Professor Thornton, in a book that I take seriously and have taught to
students as one that they should take seriously, _Africa and Africans in
the Making of the Atlantic World_, has argued for the former, or something
very close to it, at least or especially in the 15th to 17th centuries CE.
I disagree, even for the early period, but especially for the late 17th
century through the 19th century in which the capitalist slavery system was
at its flood-tide, the majority of enslavements and related conflicts took
place, the racialization of enslaveability became entrenched, and white
racial ideologies congealed and became increasingly elaborated.
The Yoruba example offered by Peter Gilliland, and related cases to be
found elsewhere in West Africa, seem to me to support a demand-side case.

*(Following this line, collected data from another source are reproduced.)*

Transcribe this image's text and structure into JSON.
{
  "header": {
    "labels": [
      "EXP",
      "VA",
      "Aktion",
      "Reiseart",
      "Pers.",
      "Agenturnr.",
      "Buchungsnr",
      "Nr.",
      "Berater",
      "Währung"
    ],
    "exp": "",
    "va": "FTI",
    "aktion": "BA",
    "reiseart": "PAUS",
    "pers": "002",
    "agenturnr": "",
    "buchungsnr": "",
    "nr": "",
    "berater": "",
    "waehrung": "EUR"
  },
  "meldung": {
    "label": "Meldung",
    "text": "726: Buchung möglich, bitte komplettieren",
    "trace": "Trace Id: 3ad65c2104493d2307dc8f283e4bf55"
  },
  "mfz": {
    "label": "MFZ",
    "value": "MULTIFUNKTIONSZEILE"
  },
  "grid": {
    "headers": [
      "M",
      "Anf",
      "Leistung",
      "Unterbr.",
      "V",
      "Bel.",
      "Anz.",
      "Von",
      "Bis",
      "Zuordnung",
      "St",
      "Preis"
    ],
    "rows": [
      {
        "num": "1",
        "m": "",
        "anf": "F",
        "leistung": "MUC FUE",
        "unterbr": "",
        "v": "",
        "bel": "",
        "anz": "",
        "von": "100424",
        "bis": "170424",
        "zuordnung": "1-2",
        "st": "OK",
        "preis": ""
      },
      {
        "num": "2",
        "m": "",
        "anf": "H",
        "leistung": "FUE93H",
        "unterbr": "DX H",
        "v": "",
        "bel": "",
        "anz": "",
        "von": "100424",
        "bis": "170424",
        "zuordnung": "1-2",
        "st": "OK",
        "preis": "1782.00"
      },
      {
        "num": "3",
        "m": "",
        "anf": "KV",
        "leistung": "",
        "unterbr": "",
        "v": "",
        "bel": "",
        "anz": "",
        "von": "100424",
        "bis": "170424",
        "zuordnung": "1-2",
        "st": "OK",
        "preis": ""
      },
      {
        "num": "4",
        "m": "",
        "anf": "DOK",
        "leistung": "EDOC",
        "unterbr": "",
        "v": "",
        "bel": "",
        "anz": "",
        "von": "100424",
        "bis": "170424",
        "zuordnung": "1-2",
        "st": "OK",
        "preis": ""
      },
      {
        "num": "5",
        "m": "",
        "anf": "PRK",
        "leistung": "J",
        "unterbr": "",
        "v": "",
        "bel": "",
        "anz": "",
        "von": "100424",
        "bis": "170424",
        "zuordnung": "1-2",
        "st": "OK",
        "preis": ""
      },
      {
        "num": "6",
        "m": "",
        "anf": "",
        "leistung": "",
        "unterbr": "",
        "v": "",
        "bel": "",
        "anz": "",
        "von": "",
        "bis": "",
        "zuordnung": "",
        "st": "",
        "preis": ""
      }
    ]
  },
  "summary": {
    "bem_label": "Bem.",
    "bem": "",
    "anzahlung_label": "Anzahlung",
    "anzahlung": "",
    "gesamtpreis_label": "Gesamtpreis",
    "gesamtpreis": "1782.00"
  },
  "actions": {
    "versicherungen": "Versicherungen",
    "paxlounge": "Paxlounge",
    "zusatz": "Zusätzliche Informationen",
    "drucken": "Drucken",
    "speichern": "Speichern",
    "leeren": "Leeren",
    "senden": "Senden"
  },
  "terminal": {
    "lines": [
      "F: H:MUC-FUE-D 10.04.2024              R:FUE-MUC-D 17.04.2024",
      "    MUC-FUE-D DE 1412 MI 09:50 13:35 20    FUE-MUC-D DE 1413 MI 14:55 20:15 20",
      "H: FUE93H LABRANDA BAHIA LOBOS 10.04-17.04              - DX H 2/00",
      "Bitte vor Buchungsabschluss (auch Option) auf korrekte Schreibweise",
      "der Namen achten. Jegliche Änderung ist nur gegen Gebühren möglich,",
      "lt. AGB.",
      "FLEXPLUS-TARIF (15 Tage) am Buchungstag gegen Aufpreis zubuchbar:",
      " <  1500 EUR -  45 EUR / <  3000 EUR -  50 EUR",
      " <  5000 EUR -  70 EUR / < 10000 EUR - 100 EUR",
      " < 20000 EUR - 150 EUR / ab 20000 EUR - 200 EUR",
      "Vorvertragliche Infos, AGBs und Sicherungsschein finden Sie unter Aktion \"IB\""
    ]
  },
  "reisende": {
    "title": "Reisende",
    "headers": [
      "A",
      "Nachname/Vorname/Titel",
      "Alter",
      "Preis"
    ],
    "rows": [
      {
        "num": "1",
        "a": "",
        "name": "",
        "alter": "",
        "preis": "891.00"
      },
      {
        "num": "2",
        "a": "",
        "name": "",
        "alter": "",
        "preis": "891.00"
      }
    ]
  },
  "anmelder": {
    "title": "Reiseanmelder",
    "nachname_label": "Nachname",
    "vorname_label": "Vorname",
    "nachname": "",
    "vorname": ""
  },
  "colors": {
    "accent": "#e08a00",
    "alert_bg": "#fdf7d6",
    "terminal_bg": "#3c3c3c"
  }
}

That is, when European and Euro-diaspora demand shifted from commodotized
persons to non-human commodities, African supply followed, not the other
way around. The template for how such commodities should be produced was
set by the global capitalist system, which continued to employ slave
production of commodities in varying degrees down to the 1880s, and
substituted highly coerced, exploited and racialized indentured labor in a
great many places following the abolition of hereditary life slavery.
I also think Mr. Gilliland presents an overly roseate view of the complex
interaction of abolitionist/ humanitarian ideology, colonization, and the
actual course of practices of slavery and unfree labor in 19th and 20th
century Africa. In particular, his portrayal of expanded internal slavery
& external aggression as enriching the entire Yoruba society deserves
scrutiny. So does his interpretation about commerical African internal
slavery's relationship to the limits of 19th century humanitarianism, in
definitions of "legitimate trade," definitions quite relevant to "free
trade" and labor exploitation & intellectual property rights debates today.
Likewise with late-19th century use of anti-slavery rhetoric to justify
colonization, which was often hypocritical in the extreme.
Finally, though, and at bottom, there may be philosophical differences
among us about ideas of social responsibility, collective benefit, and
economic redistribution. I'm sure my relative openness to collective
claims for "racial" redress is linked to my broader view supporting the
social limitation and regulation of individual and corporate property
rights and the robust social provision of the requisites for "third
generation" human rights. I am not sure where Professor Thornton or Dr.
Gilliland stand on that, but it is clear enough that David Horowitz'
arguments relate to fighting such a linkage going the other direction.